The Bucs could get some relief on a banged up defensive-tackle squad if rookie Ellis Wyms is available to play on Sunday. Wyms did not practice on Friday but did go through roughly half of the workout on Thursday. He's considered questionable on the injury report.

"(He) will be a game-time decision," said Dungy. "We're going to let him run on Sunday morning and see how he is. Hopefully, he'll be able to play. He did enough yesterday that were hopeful he'll be ready to go."

**

When Clyde Christensen stares down from the coaches' booth on Sunday, preparing to call his first game as an NFL offensive coordinator, he'll see something he recognizes.

The Cowboys' defense, which ranked 19th in the league last year and dead last against the run, has a bit of a different look this season, but not one that will be foreign to the Buccaneers. Dallas, in fact, has adopted some of the characteristics of the base 'cover two' defense that Tampa Bay employs.

According to Christensen, who has been working his unit against the Bucs' cover two for months, Dallas is playing very sound defense this summer, forcing teams to use a lot of plays to go downfield. Dungy has seen the difference, too.

"They have changed," said Dungy. "They're playing some different coverages than they played before. They lost Leon Lett and Chad Hennings and they're going with smaller guys that are more active. They're doing a lot more in terms of moving those guys than they have in the past."

And they have adopted the same focus the Bucs put on avoiding the fast strike.

"They've really focused on not giving up big plays, and in the preseason they did not give up many," said Dungy.

**

While the team decides whether or not to make a roster move, one Friday ritual will no longer get in the way. Making a slight adjustment to the 53-man, eight-inactive roster system that has been in place since 1991, the league will no longer require four inactives to be named on Friday.

Previously, each team would be required to reduce to 49 active players two days before a game, then down to 45 (plus an inactive but eligible third quarterback) on game day, 90 minutes before kickoff. Now, all eight inactives will be named on the day of the game.

"It's a rule whose time had come," said Buccaneers General Manager Rich McKay, noting that the four-and-four system had originally been agreed upon in order to make team travel a little easier. After debating the issue for years, it was decided this season that competition issues would take precedence over travel ease.

"It wasn't necessarily related to the competitive aspects of the game," said McKay. "In order to give teams more flexibility, we decided we would allow the deactivations to occur on Sunday."

Dungy approved of the change, noting that his team's current rash of injuries makes it difficult to know which players will be healthy by Sunday.

"It makes it a lot easier," said Dungy of the rule change. "Decisions like Ellis Wyms and Dwight Smith, normally you'd have to make them today. Now we don't have to make them until Sunday, which gives us an extra 48 hours to see if a guy is healthy. I think it's going to be better for the game."
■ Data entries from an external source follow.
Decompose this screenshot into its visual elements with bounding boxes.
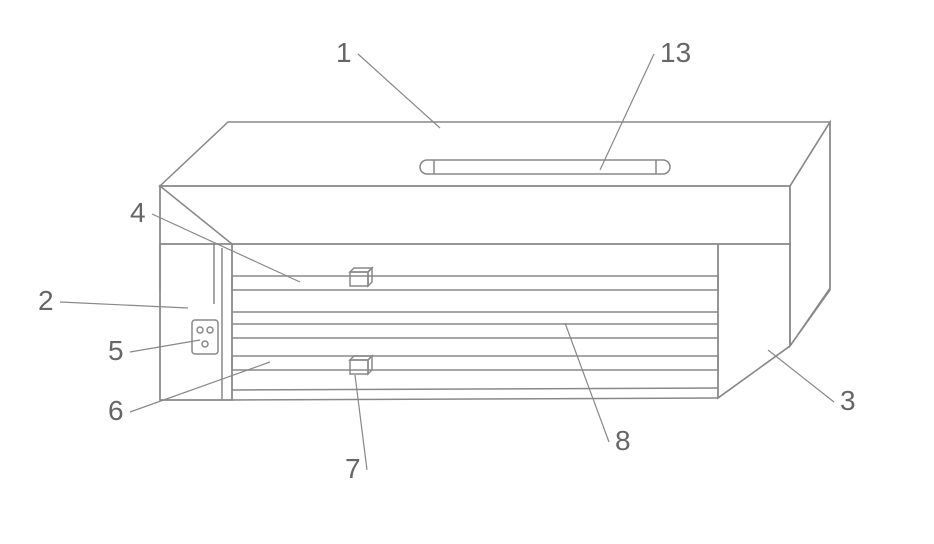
label-2: 2	[38, 285, 54, 316]
label-7: 7	[345, 453, 361, 484]
label-1: 1	[336, 37, 352, 68]
engineering-diagram: 1 13 4 2 5 6 7 8 3	[0, 0, 934, 544]
label-5: 5	[108, 335, 124, 366]
label-13: 13	[660, 37, 691, 68]
label-4: 4	[130, 197, 146, 228]
label-8: 8	[615, 425, 631, 456]
label-6: 6	[108, 395, 124, 426]
label-3: 3	[840, 385, 856, 416]
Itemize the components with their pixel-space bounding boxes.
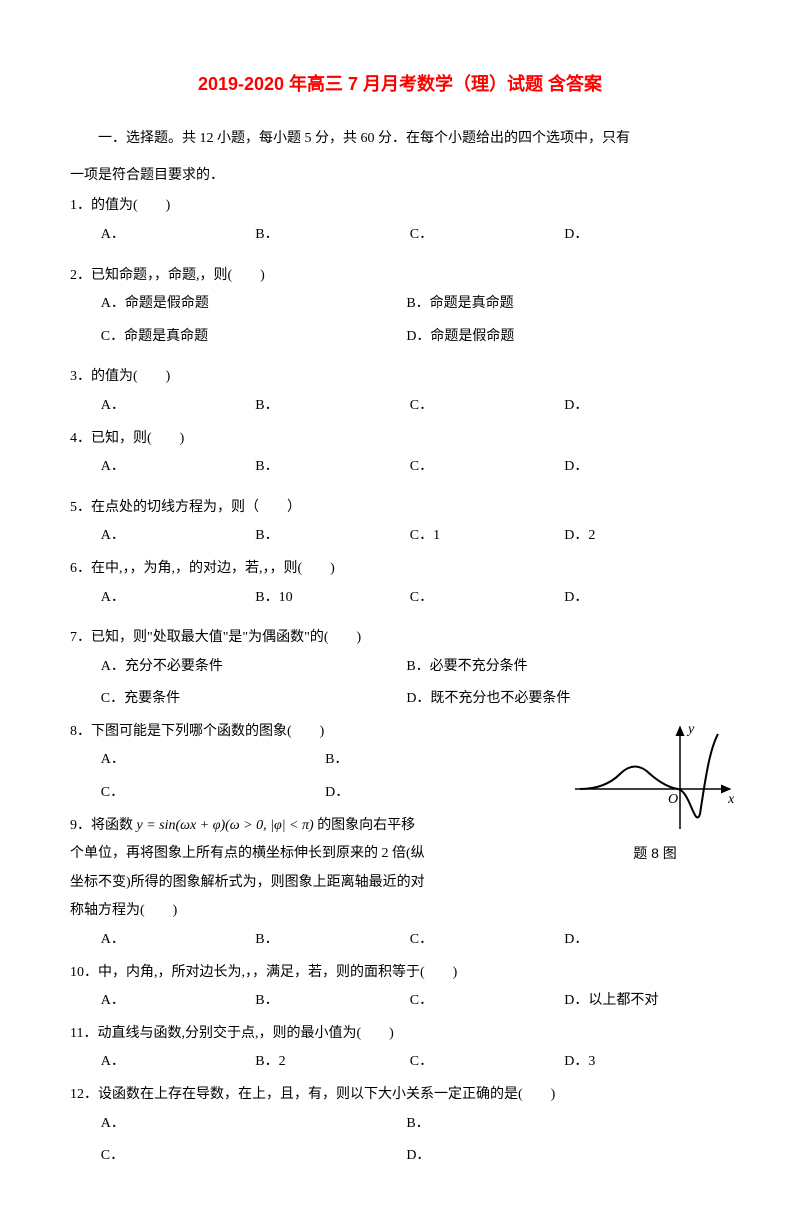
question-5-options: A． B． C．1 D．2: [70, 523, 730, 550]
opt-d: D．以上都不对: [564, 988, 715, 1015]
question-1-options: A． B． C． D．: [70, 222, 730, 249]
opt-d: D．: [564, 585, 715, 612]
q8-wrap: y x O 题 8 图 8．下图可能是下列哪个函数的图象( ) A． B． C．…: [70, 719, 730, 925]
opt-d: D．2: [564, 523, 715, 550]
opt-b: B．: [255, 523, 406, 550]
question-7-options-row1: A．充分不必要条件 B．必要不充分条件: [70, 654, 730, 681]
opt-b: B．: [255, 222, 406, 249]
opt-b: B．10: [255, 585, 406, 612]
opt-d: D．: [325, 780, 546, 807]
opt-c: C．: [410, 927, 561, 954]
opt-b: B．必要不充分条件: [406, 654, 708, 681]
question-12-stem: 12．设函数在上存在导数，在上，且，有，则以下大小关系一定正确的是( ): [70, 1082, 730, 1109]
opt-a: A．: [101, 927, 252, 954]
axis-y-label: y: [686, 722, 695, 737]
axis-x-label: x: [727, 792, 735, 807]
opt-a: A．: [101, 523, 252, 550]
q9-prefix: 9．将函数: [70, 818, 133, 833]
opt-c: C．命题是真命题: [101, 324, 403, 351]
section-intro-line1: 一．选择题。共 12 小题，每小题 5 分，共 60 分．在每个小题给出的四个选…: [70, 124, 730, 155]
opt-b: B．: [255, 393, 406, 420]
opt-a: A．充分不必要条件: [101, 654, 403, 681]
opt-a: A．命题是假命题: [101, 291, 403, 318]
question-8-options-row1: A． B．: [70, 747, 561, 774]
opt-d: D．: [564, 927, 715, 954]
graph-icon: y x O: [570, 719, 740, 839]
opt-d: D．: [564, 454, 715, 481]
opt-a: A．: [101, 988, 252, 1015]
opt-a: A．: [101, 1111, 403, 1138]
opt-b: B．命题是真命题: [406, 291, 708, 318]
opt-a: A．: [101, 454, 252, 481]
exam-page: 2019-2020 年高三 7 月月考数学（理）试题 含答案 一．选择题。共 1…: [0, 0, 800, 1216]
question-7-stem: 7．已知，则"处取最大值"是"为偶函数"的( ): [70, 625, 730, 652]
question-9-cont3: 称轴方程为( ): [70, 898, 730, 925]
question-1-stem: 1．的值为( ): [70, 193, 730, 220]
question-2-options-row1: A．命题是假命题 B．命题是真命题: [70, 291, 730, 318]
question-11-stem: 11．动直线与函数,分别交于点,，则的最小值为( ): [70, 1021, 730, 1048]
opt-d: D．3: [564, 1049, 715, 1076]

In 1998, the Buccaneers opened the season at Minnesota and, following the old method, deactivated four players the Friday before. Among those four was reserve offensive lineman Todd Washington. On the morning of the game, starting right tackle Jason Odom awoke with a severe case of the flu and a migraine headache. He was unable to play and the Bucs were left dangerously thin on the offensive line. Had the new system been in place, the team would not have deactivated Washington.

The inactive decisions almost always affect game decisions in some manner or another. For instance, this week, the team may or may not choose to keep fifth and sixth receivers Frank Murphy and Milton Wynn on the 45-man active list. If Murphy is not active, that will be one less option on punt and kickoff returns.

Dungy indicated on Friday that veteran receiver Karl Williams is the likely choice for both jobs, but delayed a full decision until those inactive decisions are made on Sunday.

"We'd like to get one guy and stick with him," said Dungy. "My sense is that it would probably Karl Williams on most things, but we'll see."